If a Pokemon is caught by multiple people, is it the same Pokemon with the same IVs/stats?
I have tried it three times, and that seem to the case: the CP and HP are different because the two players are at different levels and one Pokemon has a low CP like 10 or 14, and the other Pokemon has a high CP such as 384.
But if I check for the IV and Perfection of the CP 384 Pokemon, it gave me one number, and if I spend stardust and candies to power up the CP 10 Pokemon, I do get the same Perfection number as the other player's Pokemon.
So are they the same Pokemon with the identical IV and Perfection number? If that is the case, one way we can save stardust and candies is to catch 2 or 3 Pokemons by 3 players, and then just run through the IV calculator using "Calculate" for the first Pokemon, and use "Refine" for the other 2 Pokemons. Then in this case, we may be able to save stardust which sometimes would be 3000 or 3500 stardust.
Solution 1:
While Kaz Wolfe's answer may have been true at one point, it is no longer the case. While with friends today, we found a Bayleef. All three of us caught the Bayleef, but each Bayleef had different appraisal results.

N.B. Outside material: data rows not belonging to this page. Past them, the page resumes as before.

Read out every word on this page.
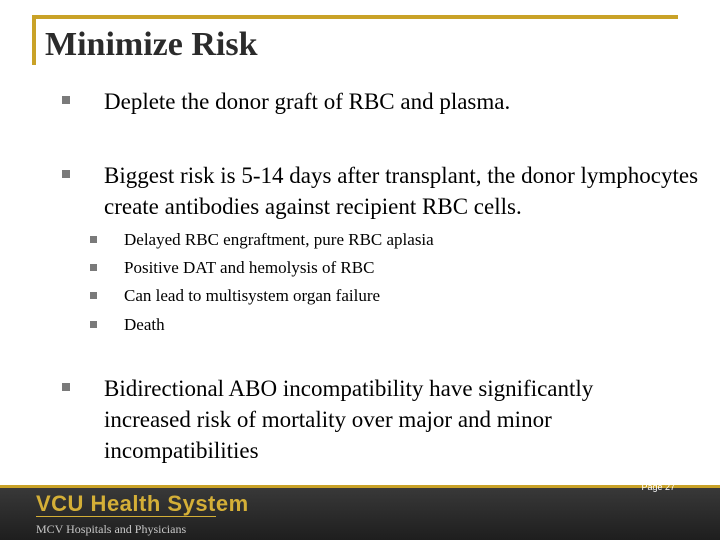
Minimize Risk
Deplete the donor graft of RBC and plasma.
Biggest risk is 5-14 days after transplant, the donor lymphocytes create antibodies against recipient RBC cells.
Delayed RBC engraftment, pure RBC aplasia
Positive DAT and hemolysis of RBC
Can lead to multisystem organ failure
Death
Bidirectional ABO incompatibility have significantly increased risk of mortality over major and minor incompatibilities
VCU Health System
MCV Hospitals and Physicians
Page 27
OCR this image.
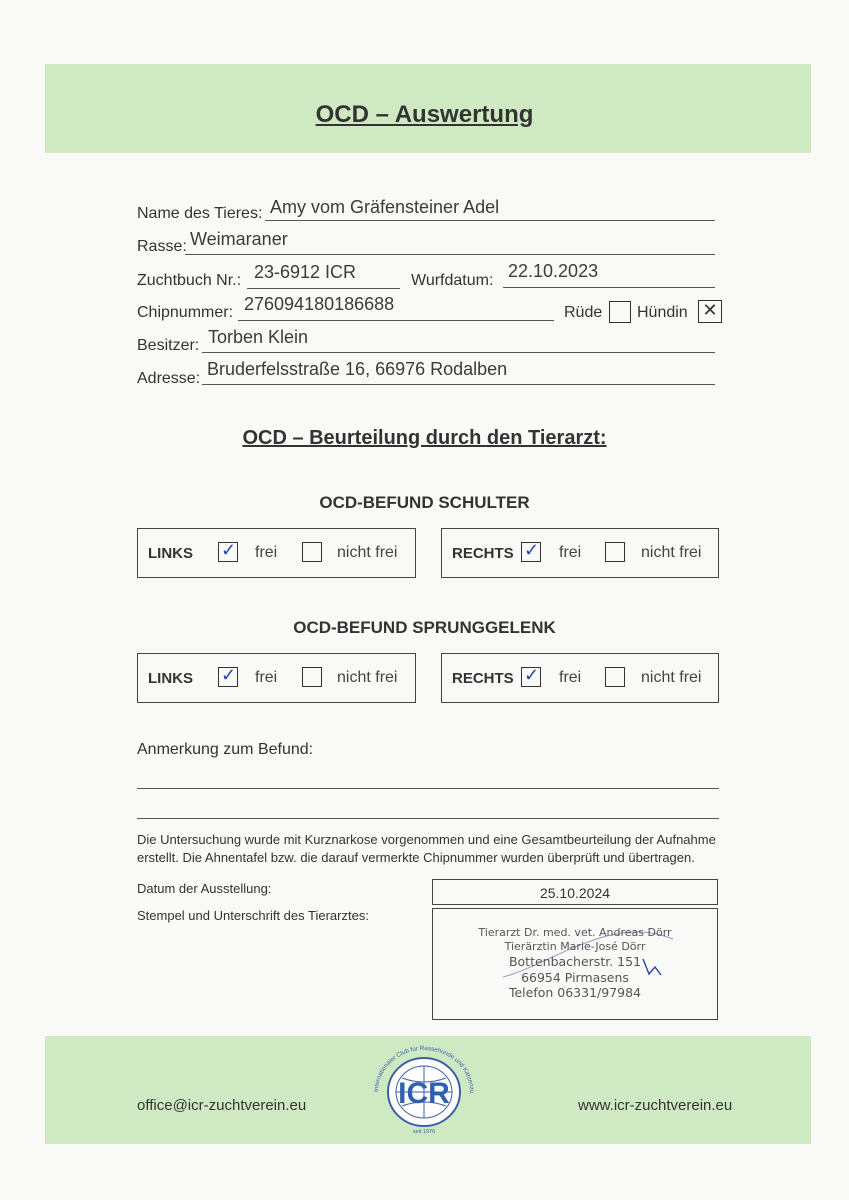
OCD – Auswertung
Name des Tieres: Amy vom Gräfensteiner Adel
Rasse: Weimaraner
Zuchtbuch Nr.: 23-6912 ICR	Wurfdatum: 22.10.2023
Chipnummer: 276094180186688	Rüde Hündin ✕
Besitzer: Torben Klein
Adresse: Bruderfelsstraße 16, 66976 Rodalben
OCD – Beurteilung durch den Tierarzt:
OCD-BEFUND SCHULTER
LINKS ✓ frei	nicht frei	RECHTS ✓ frei	nicht frei
OCD-BEFUND SPRUNGGELENK
LINKS ✓ frei	nicht frei	RECHTS ✓ frei	nicht frei
Anmerkung zum Befund:
Die Untersuchung wurde mit Kurznarkose vorgenommen und eine Gesamtbeurteilung der Aufnahme
erstellt. Die Ahnentafel bzw. die darauf vermerkte Chipnummer wurden überprüft und übertragen.
Datum der Ausstellung:	25.10.2024
Stempel und Unterschrift des Tierarztes:
Tierarzt Dr. med. vet. Andreas Dörr
Tierärztin Marie-José Dörr
Bottenbacherstr. 151
66954 Pirmasens
Telefon 06331/97984
office@icr-zuchtverein.eu	www.icr-zuchtverein.eu
ICR
Internationaler Club für Rassehunde und Katzenzu
seit 1976
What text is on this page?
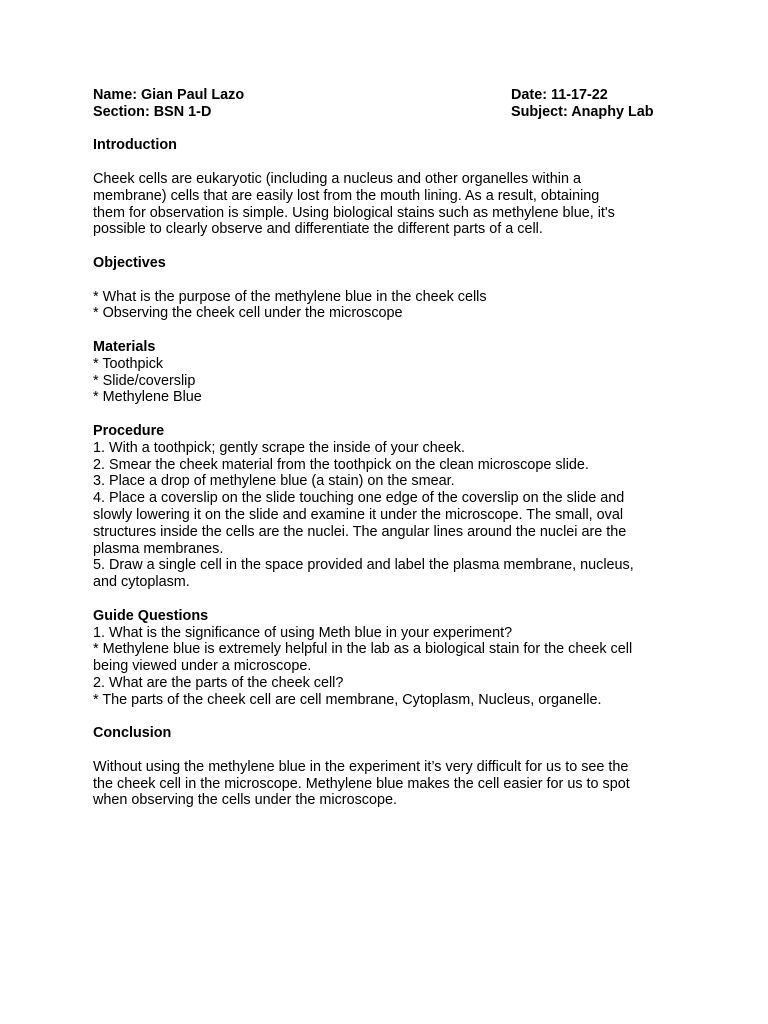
Name: Gian Paul Lazo	Date: 11-17-22
Section: BSN 1-D	Subject: Anaphy Lab
Introduction
Cheek cells are eukaryotic (including a nucleus and other organelles within a
membrane) cells that are easily lost from the mouth lining. As a result, obtaining
them for observation is simple. Using biological stains such as methylene blue, it's
possible to clearly observe and differentiate the different parts of a cell.
Objectives
* What is the purpose of the methylene blue in the cheek cells
* Observing the cheek cell under the microscope
Materials
* Toothpick
* Slide/coverslip
* Methylene Blue
Procedure
1. With a toothpick; gently scrape the inside of your cheek.
2. Smear the cheek material from the toothpick on the clean microscope slide.
3. Place a drop of methylene blue (a stain) on the smear.
4. Place a coverslip on the slide touching one edge of the coverslip on the slide and
slowly lowering it on the slide and examine it under the microscope. The small, oval
structures inside the cells are the nuclei. The angular lines around the nuclei are the
plasma membranes.
5. Draw a single cell in the space provided and label the plasma membrane, nucleus,
and cytoplasm.
Guide Questions
1. What is the significance of using Meth blue in your experiment?
* Methylene blue is extremely helpful in the lab as a biological stain for the cheek cell
being viewed under a microscope.
2. What are the parts of the cheek cell?
* The parts of the cheek cell are cell membrane, Cytoplasm, Nucleus, organelle.
Conclusion
Without using the methylene blue in the experiment it’s very difficult for us to see the
the cheek cell in the microscope. Methylene blue makes the cell easier for us to spot
when observing the cells under the microscope.
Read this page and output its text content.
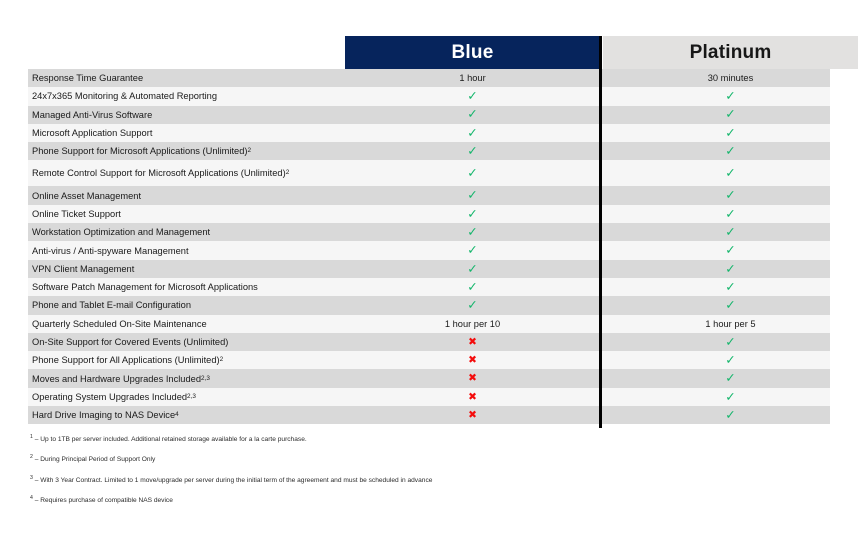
Blue	Platinum
Response Time Guarantee	1 hour	30 minutes
24x7x365 Monitoring & Automated Reporting	✓	✓
Managed Anti-Virus Software	✓	✓
Microsoft Application Support	✓	✓
Phone Support for Microsoft Applications (Unlimited) 2	✓	✓
Remote Control Support for Microsoft Applications (Unlimited) 2	✓	✓
Online Asset Management	✓	✓
Online Ticket Support	✓	✓
Workstation Optimization and Management	✓	✓
Anti-virus / Anti-spyware Management	✓	✓
VPN Client Management	✓	✓
Software Patch Management for Microsoft Applications	✓	✓
Phone and Tablet E-mail Configuration	✓	✓
Quarterly Scheduled On-Site Maintenance	1 hour per 10	1 hour per 5
On-Site Support for Covered Events (Unlimited)	✖	✓
Phone Support for All Applications (Unlimited) 2	✖	✓
Moves and Hardware Upgrades Included 2,3	✖	✓
Operating System Upgrades Included 2,3	✖	✓
Hard Drive Imaging to NAS Device 4	✖	✓
$^1$ – Up to 1TB per server included. Additional retained storage available for a la carte purchase.
$^2$ – During Principal Period of Support Only
$^3$ – With 3 Year Contract. Limited to 1 move/upgrade per server during the initial term of the agreement and must be scheduled in advance
$^4$ – Requires purchase of compatible NAS device
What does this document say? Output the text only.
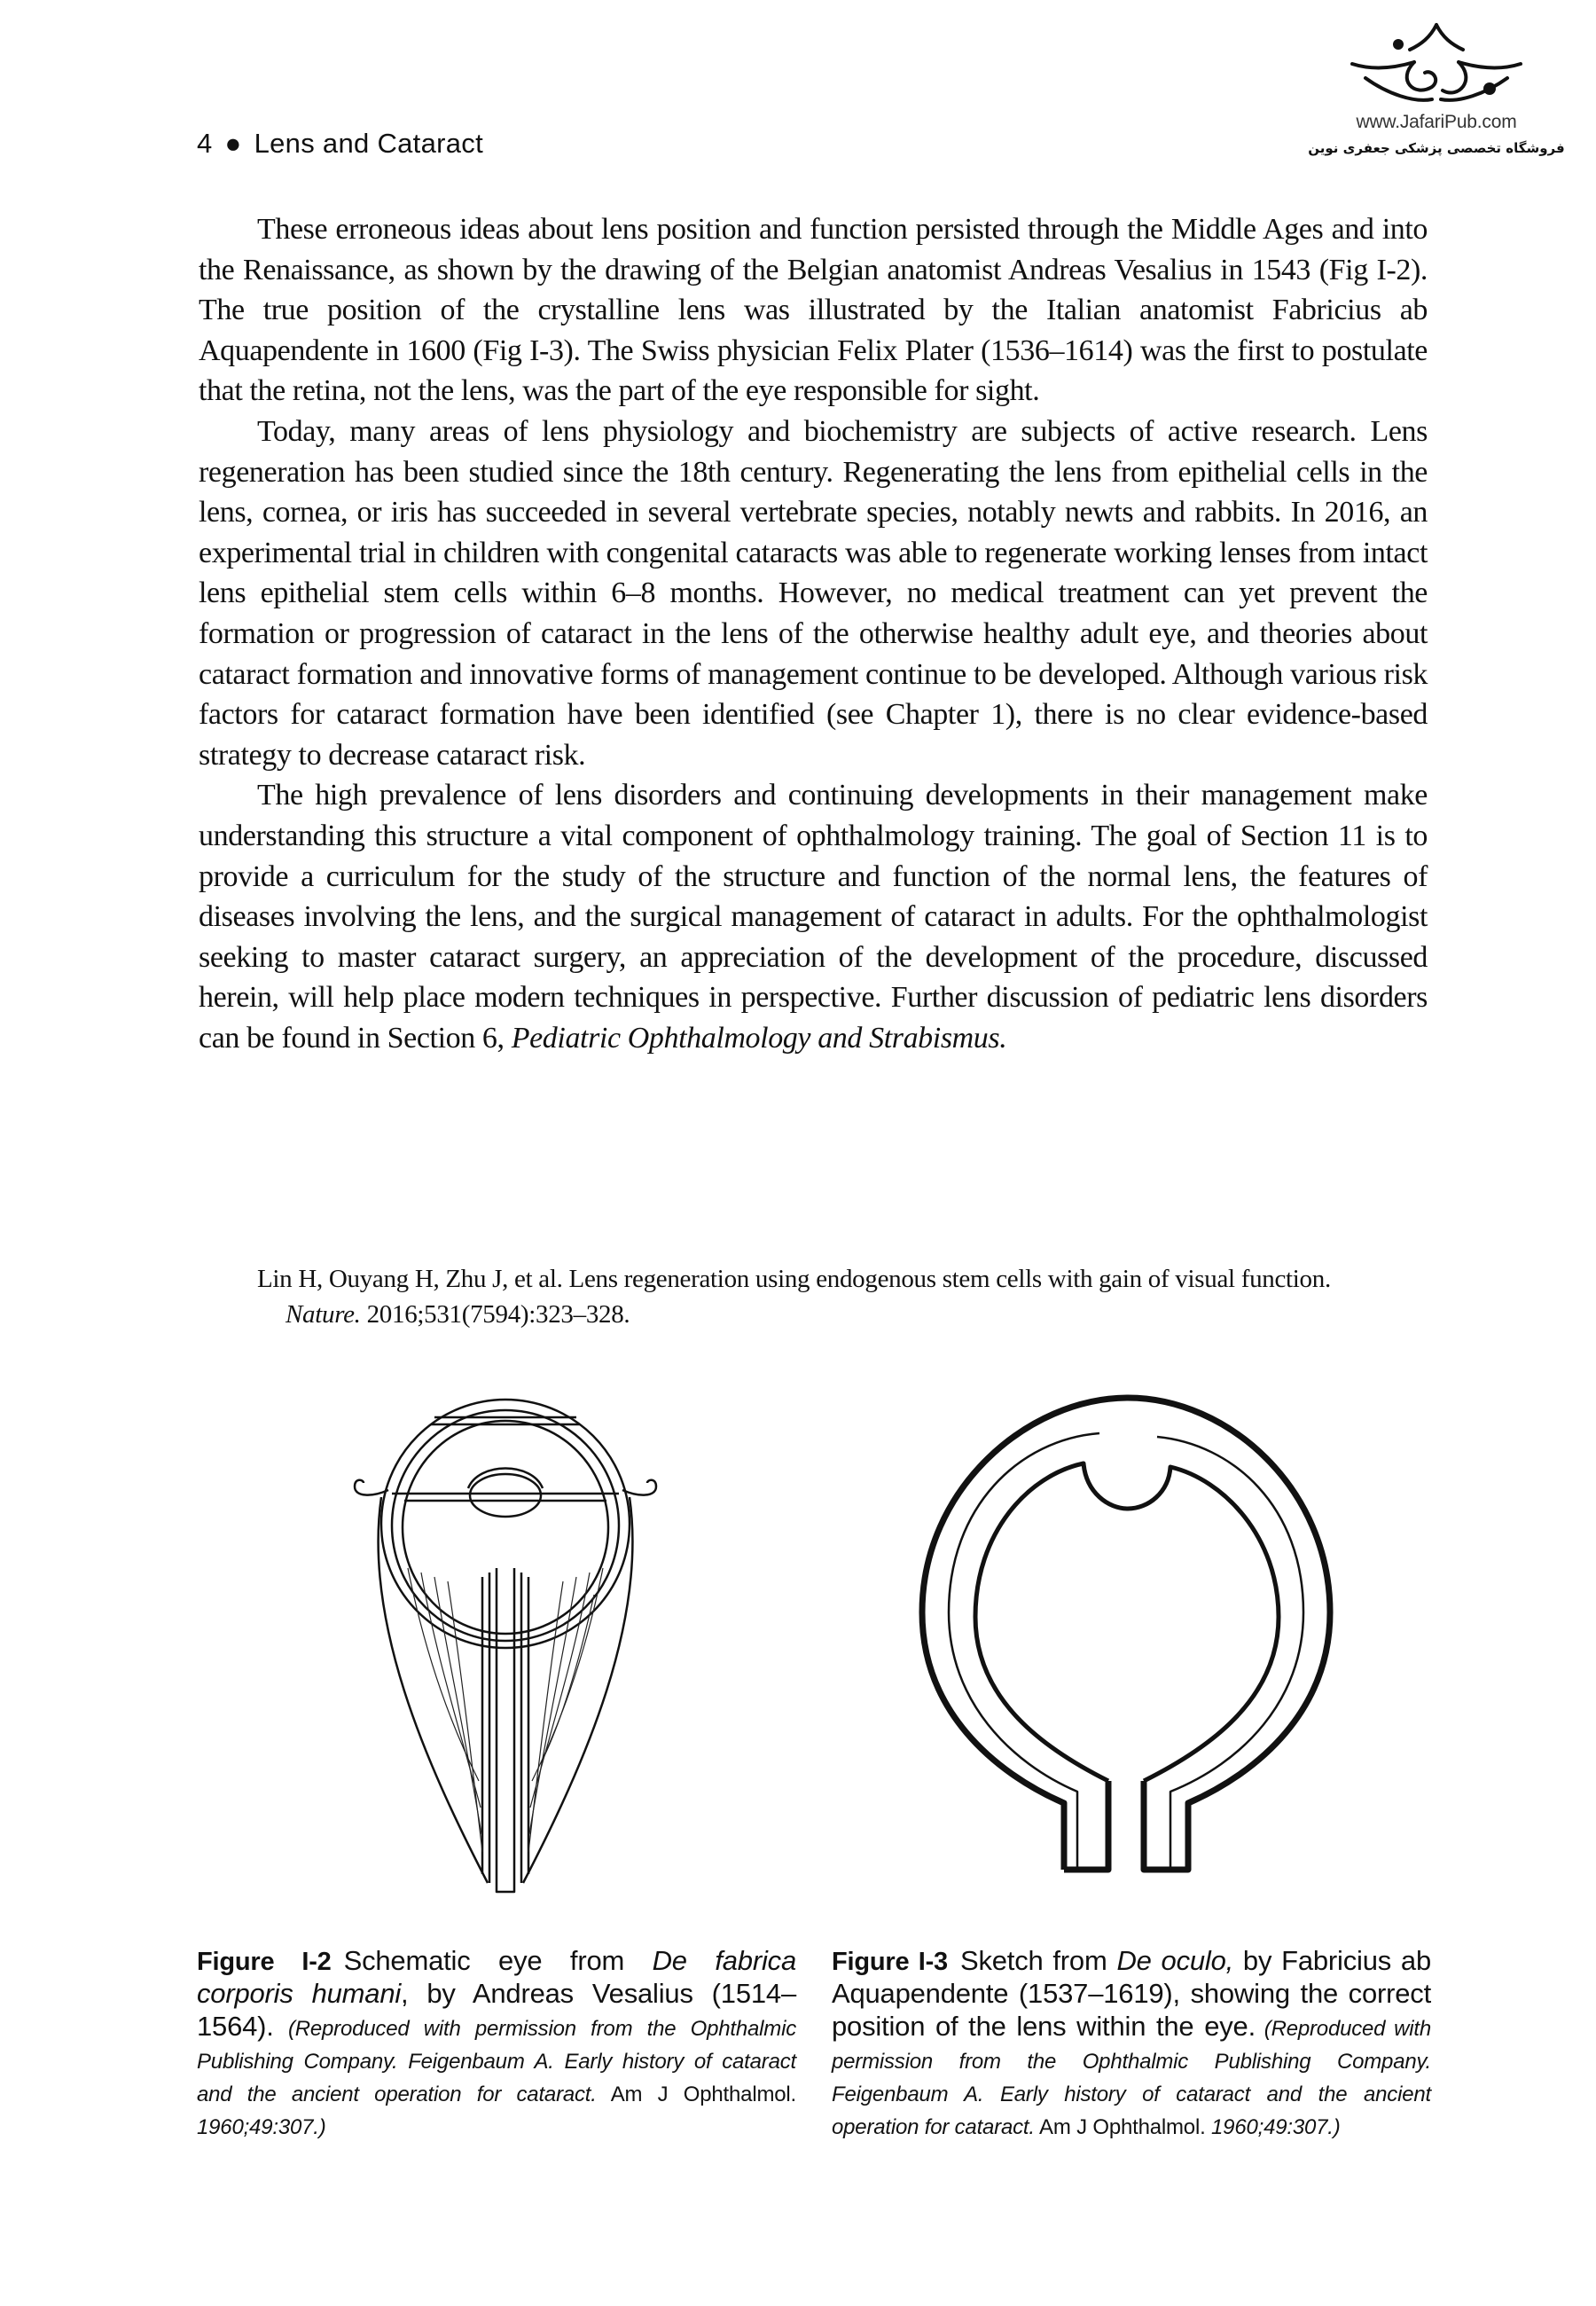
4 ● Lens and Cataract
www.JafariPub.com
فروشگاه تخصصی پزشکی جعفری نوین

These erroneous ideas about lens position and function persisted through the Middle Ages and into the Renaissance, as shown by the drawing of the Belgian anatomist Andreas Vesalius in 1543 (Fig I-2). The true position of the crystalline lens was illustrated by the Italian anatomist Fabricius ab Aquapendente in 1600 (Fig I-3). The Swiss physician Felix Plater (1536–1614) was the first to postulate that the retina, not the lens, was the part of the eye responsible for sight.

Today, many areas of lens physiology and biochemistry are subjects of active research. Lens regeneration has been studied since the 18th century. Regenerating the lens from epithelial cells in the lens, cornea, or iris has succeeded in several vertebrate species, notably newts and rabbits. In 2016, an experimental trial in children with congenital cataracts was able to regenerate working lenses from intact lens epithelial stem cells within 6–8 months. However, no medical treatment can yet prevent the formation or progression of cataract in the lens of the otherwise healthy adult eye, and theories about cataract formation and innovative forms of management continue to be developed. Although various risk factors for cataract formation have been identified (see Chapter 1), there is no clear evidence-based strategy to decrease cataract risk.

The high prevalence of lens disorders and continuing developments in their management make understanding this structure a vital component of ophthalmology training. The goal of Section 11 is to provide a curriculum for the study of the structure and function of the normal lens, the features of diseases involving the lens, and the surgical management of cataract in adults. For the ophthalmologist seeking to master cataract surgery, an appreciation of the development of the procedure, discussed herein, will help place modern techniques in perspective. Further discussion of pediatric lens disorders can be found in Section 6, Pediatric Ophthalmology and Strabismus.

Lin H, Ouyang H, Zhu J, et al. Lens regeneration using endogenous stem cells with gain of visual function. Nature. 2016;531(7594):323–328.
Figure I-2 Schematic eye from De fabrica corporis humani, by Andreas Vesalius (1514–1564). (Reproduced with permission from the Ophthalmic Publishing Company. Feigenbaum A. Early history of cataract and the ancient operation for cataract. Am J Ophthalmol. 1960;49:307.)
Figure I-3 Sketch from De oculo, by Fabricius ab Aquapendente (1537–1619), showing the correct position of the lens within the eye. (Reproduced with permission from the Ophthalmic Publishing Company. Feigenbaum A. Early history of cataract and the ancient operation for cataract. Am J Ophthalmol. 1960;49:307.)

Thus, not only were the Bayleef's levels different, they had much different IVs, as well.
Solution 2:
Note: As Niantic has altered their game and allowed it to evolve, this answer is no longer accurate for current versions of the game. Please see Vemonus' answer for the up to date version. This answer exists for archival purposes only.
When a Pokemon spawns, every person who catches it gets the exact same IV Pokemon.
The difference you're noting with CPs and Levels is because the game will only give the exact same Pokemon to two people with the same level. Otherwise, the Pokemon's Level will be somewhat randomized.
As these Pokemon are all equivalent by IV, you can calculate IVs using each unique Pokemon caught as a single data point, although you may not actually get an exact value with these data points in mind.
Similarly, one of the key features of most algorithms is the "leveling" method. Some algorithms will spit back at this problem, but others should work without much issue.